Here Is Everything We Know About The Melbourne Siege Gunman

    "How was this man on parole?" the prime minister asked.

    Police have confirmed Yacqub Khayre was on parole when he entered a Melbourne apartment building, fatally shot a receptionist, held a woman hostage and injured three police officers on Monday afternoon.

    Khayre phoned Channel Seven from the Brighton apartment complex and said: "This is for IS" and "This is for Al-Qaeda".

    The Somali national, 29, was shot dead by police officers just before 6pm.

    “This terrorist attack by a known criminal, a man who was only recently released on parole, is a shocking, cowardly crime," prime minister Malcolm Turnbull said on Tuesday morning.

    "Why was this man on parole?

    “He had a long record of violence... he had been charged with a terrorist offence some years ago and had been acquitted.

    “He was known to have connections, at least in the past, with violent extremism.”

    Police said they had seized computers and electronic items from the Roxburgh Park home where Khayre lived with his mother.

    Here is everything we know about Khayre's criminal history.

    Khayre was arrested with four other men in August 2009 in an undercover operation involving hundreds of federal, Victorian and NSW police, over an alleged terror plot.

    He was charged with planning to shoot people in an attack on the Australian Army barracks at Holsworthy in Sydney.

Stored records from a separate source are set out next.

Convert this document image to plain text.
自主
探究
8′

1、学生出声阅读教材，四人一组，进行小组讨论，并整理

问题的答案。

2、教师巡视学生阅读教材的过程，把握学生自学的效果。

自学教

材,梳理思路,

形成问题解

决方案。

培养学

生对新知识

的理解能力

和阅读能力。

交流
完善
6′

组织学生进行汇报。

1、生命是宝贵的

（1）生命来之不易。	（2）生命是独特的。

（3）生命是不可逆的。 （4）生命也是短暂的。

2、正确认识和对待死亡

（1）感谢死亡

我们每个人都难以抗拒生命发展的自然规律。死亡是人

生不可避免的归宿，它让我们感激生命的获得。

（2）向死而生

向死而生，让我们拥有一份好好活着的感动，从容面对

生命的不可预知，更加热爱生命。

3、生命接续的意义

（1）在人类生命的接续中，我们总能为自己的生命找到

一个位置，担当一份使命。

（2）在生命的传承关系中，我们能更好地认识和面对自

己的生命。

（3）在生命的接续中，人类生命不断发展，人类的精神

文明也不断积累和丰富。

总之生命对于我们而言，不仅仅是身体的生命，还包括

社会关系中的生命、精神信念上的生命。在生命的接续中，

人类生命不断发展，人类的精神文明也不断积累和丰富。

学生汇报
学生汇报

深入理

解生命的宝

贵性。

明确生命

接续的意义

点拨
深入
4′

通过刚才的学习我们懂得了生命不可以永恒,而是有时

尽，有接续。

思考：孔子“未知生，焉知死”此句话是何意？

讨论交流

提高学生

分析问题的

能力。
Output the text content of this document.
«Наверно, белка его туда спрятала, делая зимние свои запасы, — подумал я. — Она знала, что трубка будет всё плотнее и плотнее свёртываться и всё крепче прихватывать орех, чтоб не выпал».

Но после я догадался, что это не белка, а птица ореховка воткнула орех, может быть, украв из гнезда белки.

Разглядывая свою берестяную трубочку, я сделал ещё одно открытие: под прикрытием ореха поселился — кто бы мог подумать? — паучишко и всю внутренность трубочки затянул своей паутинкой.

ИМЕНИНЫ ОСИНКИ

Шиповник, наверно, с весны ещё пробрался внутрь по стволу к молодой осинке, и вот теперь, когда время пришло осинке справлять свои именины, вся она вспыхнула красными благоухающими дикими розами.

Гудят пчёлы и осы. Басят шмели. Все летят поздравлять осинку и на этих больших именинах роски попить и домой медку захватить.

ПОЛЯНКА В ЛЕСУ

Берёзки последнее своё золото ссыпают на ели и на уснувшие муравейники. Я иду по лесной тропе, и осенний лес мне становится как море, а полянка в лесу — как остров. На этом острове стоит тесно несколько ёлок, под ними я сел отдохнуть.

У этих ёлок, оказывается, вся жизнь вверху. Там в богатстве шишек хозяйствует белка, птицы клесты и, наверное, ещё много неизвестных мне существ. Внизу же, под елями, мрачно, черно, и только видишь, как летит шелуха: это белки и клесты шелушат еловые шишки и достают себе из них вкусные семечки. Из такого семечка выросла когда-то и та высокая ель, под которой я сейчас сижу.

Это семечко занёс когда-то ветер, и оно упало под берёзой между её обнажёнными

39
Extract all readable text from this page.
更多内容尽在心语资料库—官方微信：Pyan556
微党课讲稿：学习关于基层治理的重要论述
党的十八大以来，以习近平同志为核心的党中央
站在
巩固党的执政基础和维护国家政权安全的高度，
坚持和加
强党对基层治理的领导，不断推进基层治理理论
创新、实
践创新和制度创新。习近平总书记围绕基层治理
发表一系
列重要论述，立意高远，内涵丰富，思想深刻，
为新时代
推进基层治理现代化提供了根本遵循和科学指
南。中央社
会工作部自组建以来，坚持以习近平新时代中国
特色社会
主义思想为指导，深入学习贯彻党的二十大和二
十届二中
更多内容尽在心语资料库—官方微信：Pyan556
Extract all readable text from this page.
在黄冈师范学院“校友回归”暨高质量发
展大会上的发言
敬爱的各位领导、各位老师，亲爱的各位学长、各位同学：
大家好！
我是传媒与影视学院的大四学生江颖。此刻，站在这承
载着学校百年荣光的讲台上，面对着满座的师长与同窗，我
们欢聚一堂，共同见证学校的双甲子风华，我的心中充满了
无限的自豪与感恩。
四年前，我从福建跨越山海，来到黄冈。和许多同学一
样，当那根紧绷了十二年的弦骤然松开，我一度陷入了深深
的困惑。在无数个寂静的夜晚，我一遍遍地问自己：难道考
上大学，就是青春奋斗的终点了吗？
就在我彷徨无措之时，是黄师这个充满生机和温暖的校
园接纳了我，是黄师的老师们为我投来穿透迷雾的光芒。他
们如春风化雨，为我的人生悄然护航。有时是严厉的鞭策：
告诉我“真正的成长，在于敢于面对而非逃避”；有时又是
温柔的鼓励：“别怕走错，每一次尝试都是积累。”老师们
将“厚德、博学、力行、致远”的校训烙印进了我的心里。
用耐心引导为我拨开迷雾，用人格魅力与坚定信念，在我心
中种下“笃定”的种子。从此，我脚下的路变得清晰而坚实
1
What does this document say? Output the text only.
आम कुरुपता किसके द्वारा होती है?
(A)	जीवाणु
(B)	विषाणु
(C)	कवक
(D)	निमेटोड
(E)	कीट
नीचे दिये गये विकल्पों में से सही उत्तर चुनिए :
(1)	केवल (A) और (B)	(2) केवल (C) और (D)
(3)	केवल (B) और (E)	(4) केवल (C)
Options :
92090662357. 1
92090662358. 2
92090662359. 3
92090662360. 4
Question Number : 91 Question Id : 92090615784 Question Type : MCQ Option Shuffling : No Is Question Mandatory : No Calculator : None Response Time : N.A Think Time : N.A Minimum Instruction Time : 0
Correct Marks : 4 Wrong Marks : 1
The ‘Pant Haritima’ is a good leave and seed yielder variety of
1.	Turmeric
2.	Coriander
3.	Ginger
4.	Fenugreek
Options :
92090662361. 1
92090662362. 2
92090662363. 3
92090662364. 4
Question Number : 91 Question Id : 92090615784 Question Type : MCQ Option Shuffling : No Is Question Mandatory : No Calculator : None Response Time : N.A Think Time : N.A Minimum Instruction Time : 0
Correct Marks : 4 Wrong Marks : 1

    Khayre's lawyer George Georgiou said his client never expressed hostility towards Australia during the 13 hour police interview after his arrest.

    "He told the police that he never felt threatened here, that he had never experienced racism, that he loved it here and that Australia took him and his family in," Georgiou told the Victorian Supreme Court.

    Khayre was born in 1987 in Mogadishu, the court heard. He came to Australia in 1994 via a Kenyan refugee camp.

    During the trial the court heard that Khayre had travelled to Somalia, allegedly to get permission for the Holsworthy attack, but his lawyers said their client had gone home to fight in the civil war.

    Khayre was detained on remand for over a year until December 2010 when he walked free from a Victorian Supreme Court where a jury found him, and another man, not guilty of conspiring to prepare for, or plan, a terrorist act from February 1, 2009, to August 4, 2009.

    The other three men were later convicted and sentenced to 18 years in jail in 2011.

    Fifteen months after his acquittal Khayre was charged with aggravated burglary, theft, intentionally causing injury, recklessly causing injury, and giving a false name after he was involved in a home invasion.

    Khayre was high on ice when he broke into a house in the suburb of Dallas on April 22, 2012, the court heard.

    He stole an Apple iPod, a watch, a laptop, a handbag, jewellery and money tins, The Age reported.

    When a female resident returned home from a night out and turned on the light to find Khayre in her bedroom, he punched the woman in the stomach and in the back.

    "You struck her repeatedly," appeal judge Paul Coghlan told Khayre.

    "Therefore, they were repeated acts of gratuitous violence on somebody who was clearly a terrified young woman."

    Khayre punched the woman's father in the face and headbutted him.

    He was jailed for five years and six months with a non-parole period of three years.